Continuous flow solar disinfection system
This project aims to use solar radiation, an abundant resource in most developing countries, to disinfect water supplies. In developing countries water related diseases account for the majority of premature deaths which, in many cases, could be alleviated by providing an adequate supply of safe water. In such situations there are often neither the finances nor the resources to construct and maintain the energy and chemically intensive water treatment processes used in more industrialised countries. The purpose of this project is to develop a water treatment process which requires little or no energy, involving water flowing through a transparent pipe at the focal point of a compound parabolic reflector, optimally angled beneath the pipe for maximum sunlight capture to disinfect water supplies.

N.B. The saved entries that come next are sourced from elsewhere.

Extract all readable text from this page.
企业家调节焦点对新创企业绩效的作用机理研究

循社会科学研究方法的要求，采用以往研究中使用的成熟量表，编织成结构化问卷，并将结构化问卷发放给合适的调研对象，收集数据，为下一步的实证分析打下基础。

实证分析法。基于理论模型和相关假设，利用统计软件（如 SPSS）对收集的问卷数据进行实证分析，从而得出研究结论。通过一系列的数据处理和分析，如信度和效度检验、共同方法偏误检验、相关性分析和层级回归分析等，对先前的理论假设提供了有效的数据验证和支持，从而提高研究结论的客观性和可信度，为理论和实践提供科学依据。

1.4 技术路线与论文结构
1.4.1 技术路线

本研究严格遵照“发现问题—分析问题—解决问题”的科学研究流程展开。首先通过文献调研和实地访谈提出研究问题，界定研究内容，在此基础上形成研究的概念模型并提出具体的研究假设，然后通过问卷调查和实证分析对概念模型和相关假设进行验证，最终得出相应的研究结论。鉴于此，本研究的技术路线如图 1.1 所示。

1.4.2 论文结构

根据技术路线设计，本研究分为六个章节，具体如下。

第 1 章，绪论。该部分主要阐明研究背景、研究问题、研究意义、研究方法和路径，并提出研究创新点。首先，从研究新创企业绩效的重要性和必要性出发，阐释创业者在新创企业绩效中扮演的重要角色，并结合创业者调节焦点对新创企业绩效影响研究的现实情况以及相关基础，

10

The continuous flow solar disinfection system has been designed with a village/rural application in mind, although the potential applications for the system are numerous. The basic principle of the system is shown below. The germicidal effects of UV radiation are well documented and solar radiation contains part of its electromagnetic spectrum as UV radiation (wavelength 100-400nm) of which only a fraction of the UV-B and UV-A wavelength bands reach ground level through the ozone layer. This system aims to optimise the use of both incident and reflected light from a reflector onto a clear pipe which carries the requisite water flow.
Initial research involved a series of laboratory scale trials, which were carried out using a solar simulator to establish the disinfection kinetics of the system with E. coli, S. typhimurium and V. cholera in a variety of different reactors. The laboratory scale reactors were then tested under real sunlight at Platforma Solar de Almeria in southern Spain, before refining the design of a full-scale prototype for trials at tropical latitude. (Figure - Small-scale solar photocatalytic disinfection reactor)
The first full-scale continuous flow solar disinfection system was installed in the village of Ndulyani in the Kitui district of Kenya to supply safe drinking water for approximately 600 people. This included the construction of a subsurface dam to store enough of the annual rainfall (which falls in a short rainy season) to supply the community for the rest of the year. The subsurface dam was selected in order to minimise evaporative losses and also provide some degree of protection from pollution. The water from the dam then flows by gravity into the solar disinfection system.